С начала побега Алигоко и Зариф опережали своих преследователей на один дневной переход. Когда они достигли источников теплой кисловатой воды в самых верховьях Малки, этот разрыв уже сократился наполовину. Правда, беглецы не предполагали, что погоня так близка. Они вообще не были уверены в ее существовании.
Здесь, среди беспорядочного нагромождения скалистых обломков и абра-камней [184], омываемых струями ледниковых потоков, Алигоко и Зариф устроили привал.
Был ясный солнечный полдень. Ослепительно-белая громада Ошхамахо сияла торжественно и величаво, заслонив собою полнеба.
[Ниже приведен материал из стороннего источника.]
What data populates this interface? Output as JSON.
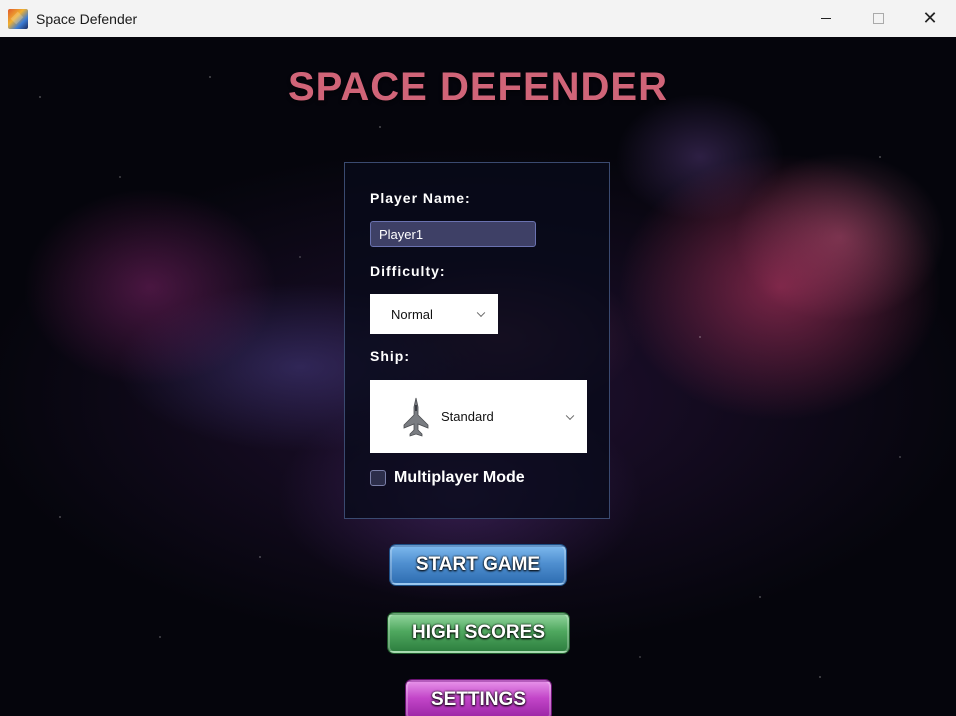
{
  "window": {
    "title": "Space Defender",
    "close_glyph": "✕"
  },
  "game": {
    "title": "SPACE DEFENDER"
  },
  "form": {
    "player_name_label": "Player Name:",
    "player_name_value": "Player1",
    "difficulty_label": "Difficulty:",
    "difficulty_value": "Normal",
    "ship_label": "Ship:",
    "ship_value": "Standard",
    "ship_icon": "fighter-jet-icon",
    "multiplayer_label": "Multiplayer Mode",
    "multiplayer_checked": false
  },
  "buttons": {
    "start": "START GAME",
    "high_scores": "HIGH SCORES",
    "settings": "SETTINGS"
  },
  "colors": {
    "title": "#d06478",
    "start_button": "#4f8fd0",
    "high_scores_button": "#4fa85f",
    "settings_button": "#c245c8"
  }
}
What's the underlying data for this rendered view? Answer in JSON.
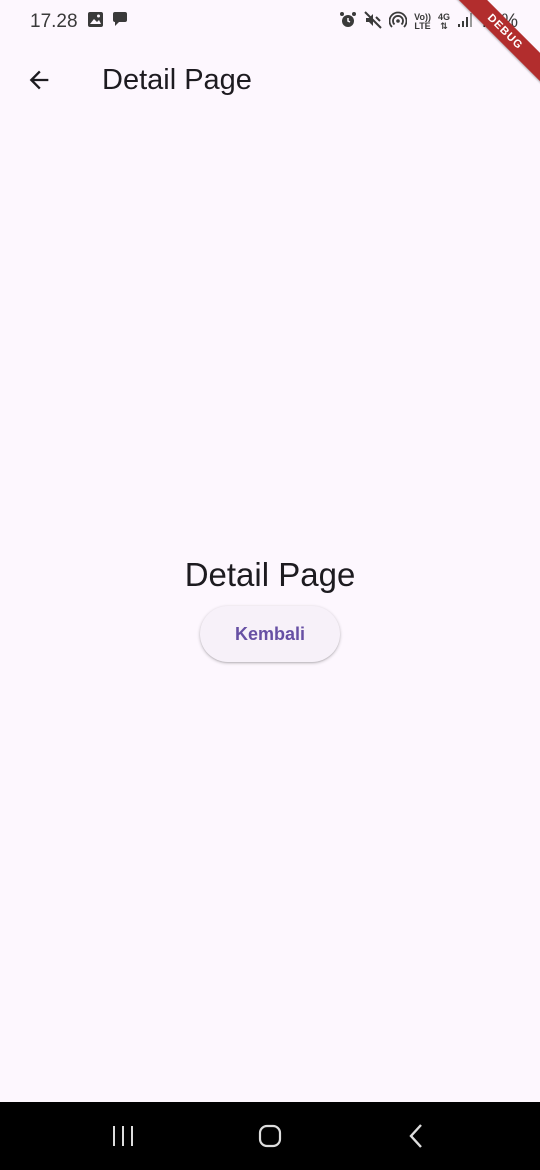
{
  "status_bar": {
    "time": "17.28",
    "left_icons": [
      "image-icon",
      "chat-bubble-icon"
    ],
    "right_icons": [
      "alarm-icon",
      "mute-icon",
      "hotspot-icon",
      "volte-icon",
      "4g-icon",
      "signal-icon"
    ],
    "volte_top": "Vo))",
    "volte_bottom": "LTE",
    "network": "4G",
    "battery": "77%"
  },
  "debug_banner": {
    "label": "DEBUG"
  },
  "app_bar": {
    "title": "Detail Page",
    "back_icon": "arrow-back-icon"
  },
  "body": {
    "title": "Detail Page",
    "button_label": "Kembali"
  },
  "nav_bar": {
    "icons": [
      "recent-apps-icon",
      "home-icon",
      "back-icon"
    ]
  },
  "colors": {
    "background": "#fdf7fe",
    "primary": "#6750a4",
    "button_bg": "#f7f1f9",
    "debug": "#b22d2d"
  }
}
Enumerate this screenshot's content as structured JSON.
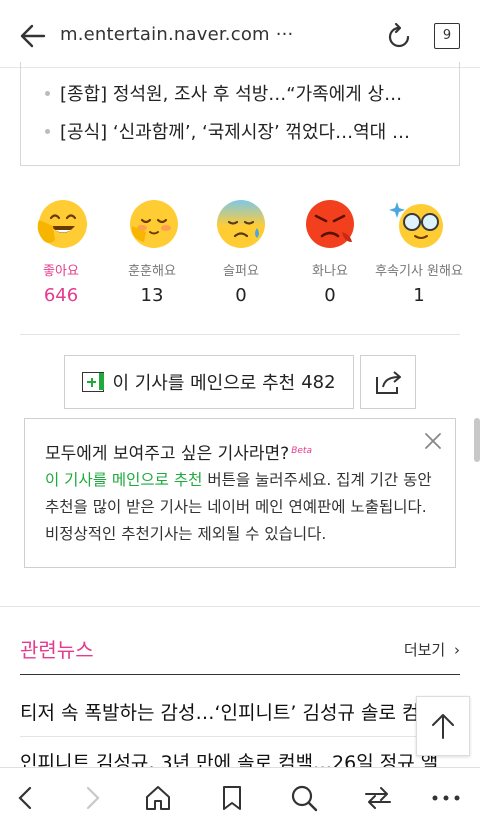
{
  "browser": {
    "url": "m.entertain.naver.com ···",
    "tab_count": "9"
  },
  "related_top": [
    {
      "text": "[종합] 정석원, 조사 후 석방…“가족에게 상…"
    },
    {
      "text": "[공식] ‘신과함께’, ‘국제시장’ 꺾었다…역대 …"
    }
  ],
  "reactions": [
    {
      "label": "좋아요",
      "count": "646",
      "icon": "smiling-face-icon"
    },
    {
      "label": "훈훈해요",
      "count": "13",
      "icon": "warm-face-icon"
    },
    {
      "label": "슬퍼요",
      "count": "0",
      "icon": "sad-face-icon"
    },
    {
      "label": "화나요",
      "count": "0",
      "icon": "angry-face-icon"
    },
    {
      "label": "후속기사 원해요",
      "count": "1",
      "icon": "glasses-face-icon"
    }
  ],
  "recommend": {
    "label": "이 기사를 메인으로 추천",
    "count": "482"
  },
  "info": {
    "title": "모두에게 보여주고 싶은 기사라면?",
    "beta": "Beta",
    "highlight": "이 기사를 메인으로 추천",
    "body": " 버튼을 눌러주세요. 집계 기간 동안 추천을 많이 받은 기사는 네이버 메인 연예판에 노출됩니다. 비정상적인 추천기사는 제외될 수 있습니다."
  },
  "related_news": {
    "title": "관련뉴스",
    "more": "더보기",
    "items": [
      "티저 속 폭발하는 감성…‘인피니트’ 김성규 솔로 컴",
      "인피니트 김성규, 3년 만에 솔로 컴백…26일 정규 앨"
    ]
  },
  "colors": {
    "accent_pink": "#e53b8e",
    "accent_green": "#1eaa3c"
  }
}
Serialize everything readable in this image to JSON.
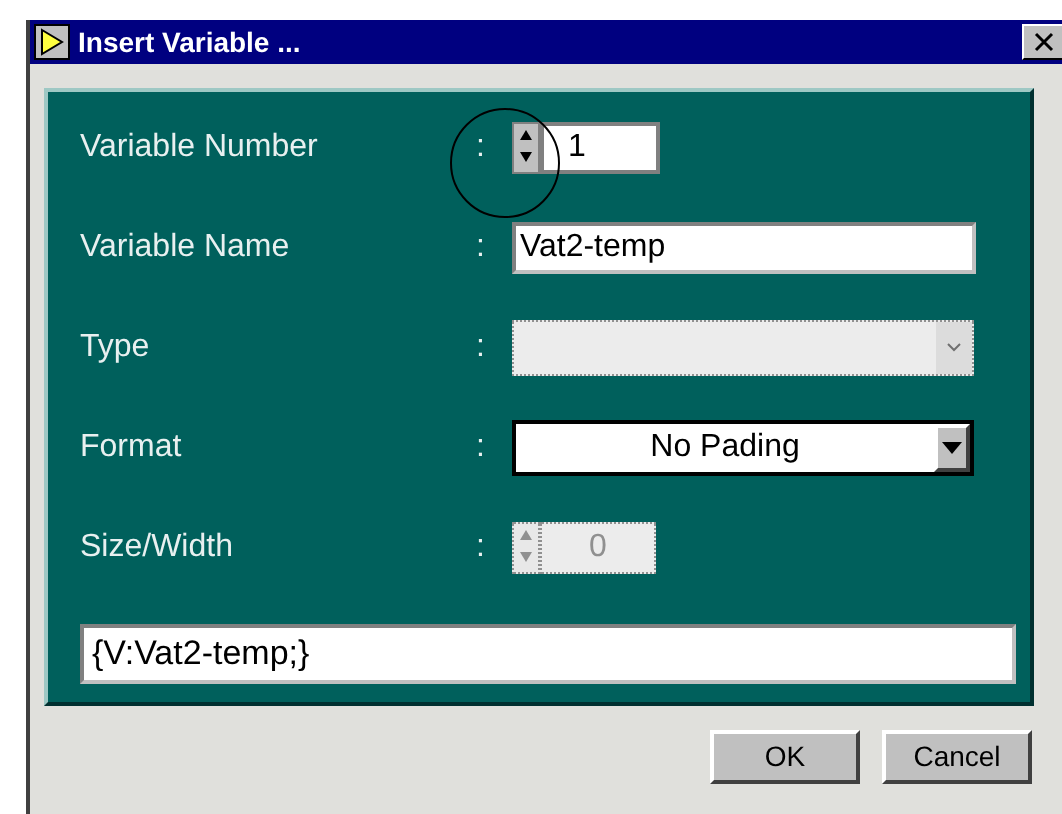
{
  "window": {
    "title": "Insert Variable ..."
  },
  "fields": [
    {
      "kind": "spinner",
      "label": "Variable Number",
      "separator": ":",
      "value": "1",
      "disabled": false
    },
    {
      "kind": "text",
      "label": "Variable Name",
      "separator": ":",
      "value": "Vat2-temp"
    },
    {
      "kind": "dropdown",
      "label": "Type",
      "separator": ":",
      "disabled": true
    },
    {
      "kind": "dropdown",
      "label": "Format",
      "separator": ":",
      "value": "No Pading",
      "disabled": false
    },
    {
      "kind": "spinner",
      "label": "Size/Width",
      "separator": ":",
      "value": "0",
      "disabled": true
    }
  ],
  "result": {
    "value": "{V:Vat2-temp;}"
  },
  "buttons": [
    "OK",
    "Cancel"
  ]
}
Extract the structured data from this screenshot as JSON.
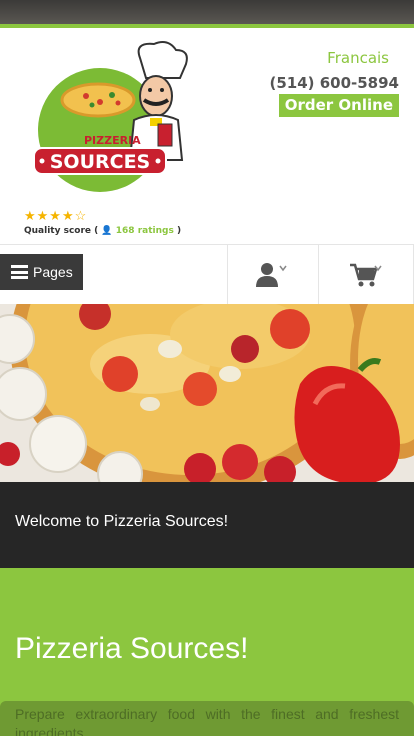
{
  "header": {
    "logo_top_text": "PIZZERIA",
    "logo_main_text": "SOURCES",
    "language_link": "Francais",
    "phone": "(514) 600-5894",
    "order_button": "Order Online",
    "rating": {
      "stars": "★★★★☆",
      "value": 4,
      "max": 5,
      "quality_label": "Quality score (",
      "ratings_count": "168 ratings",
      "close_paren": ")"
    }
  },
  "nav": {
    "pages_label": "Pages",
    "user_icon": "user-icon",
    "cart_icon": "shopping-cart-icon"
  },
  "welcome": {
    "text": "Welcome to Pizzeria Sources!"
  },
  "section": {
    "heading": "Pizzeria Sources!",
    "intro": "Prepare extraordinary food with the finest and freshest ingredients"
  },
  "colors": {
    "brand_green": "#8cc63f",
    "dark": "#262626",
    "logo_red": "#c8202f"
  }
}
Под высоким гранитным утесом бурлили фонтанчики теплой воды, образуя целую речку, выкрасившую свое галечное ложе в цвет ржавого железа. Чьи-то терпеливые руки сделали широкое углубление в русле ручья. Купаясь, тут можно было сидеть по горло в целебной воде. Именно этим сейчас и занимался Шогенуков. Он блаженно щурился и часто окунал в воду запаршивевшую голову. Жизнь ему вдруг показалась прекрасной, как этот яркий безоблачный день, как безупречная небесная лазурь, как сверкающие снега Горы Счастья – Ошхамахо. И взыграла, и настроилась на песенный лад его заскорузлая, покрытая гнойной коростой душа. Не в такой ли денек, размышлял Алигоко, собирались на ежегодное санопитие боги и на вершине Ошхамахо, в гостях у Псатхи, пировали вокруг бочки с божественным напитком? Не в такой ли денек они пригласили к себе в гости прославленного нарта Сосруко, чтоб удостоить его рогом божественного сано, а он не растерялся и сбросил с горы бочку с пьянящим питьем и семенами. Растеклось сано по земле древних адыгов, семена дали всходы – и повсюду выросли гроздья удивительных ягод. Сатаней первая догадалась, что с ними надо делать. Положила их в бочку да придавила абра-камнем. Ягоды дали сок, который затем взбунтовался и вышвырнул камень из бочки. И тогда все нарты узнали вкус напитка богов. Только где теперь это сано? Зачахли чудесные лозы, как и вера в старых богов… На ту сторону хребта, к грузинам и мудави, попало, наверное, гораздо больше семян сано, чем сюда, на север. Зато Шогенуков-пши купается сейчас в воде,
называемой в древности нарт-псыана, нартовская вода-мать, а теперь – нарт-сано, напиток нартов.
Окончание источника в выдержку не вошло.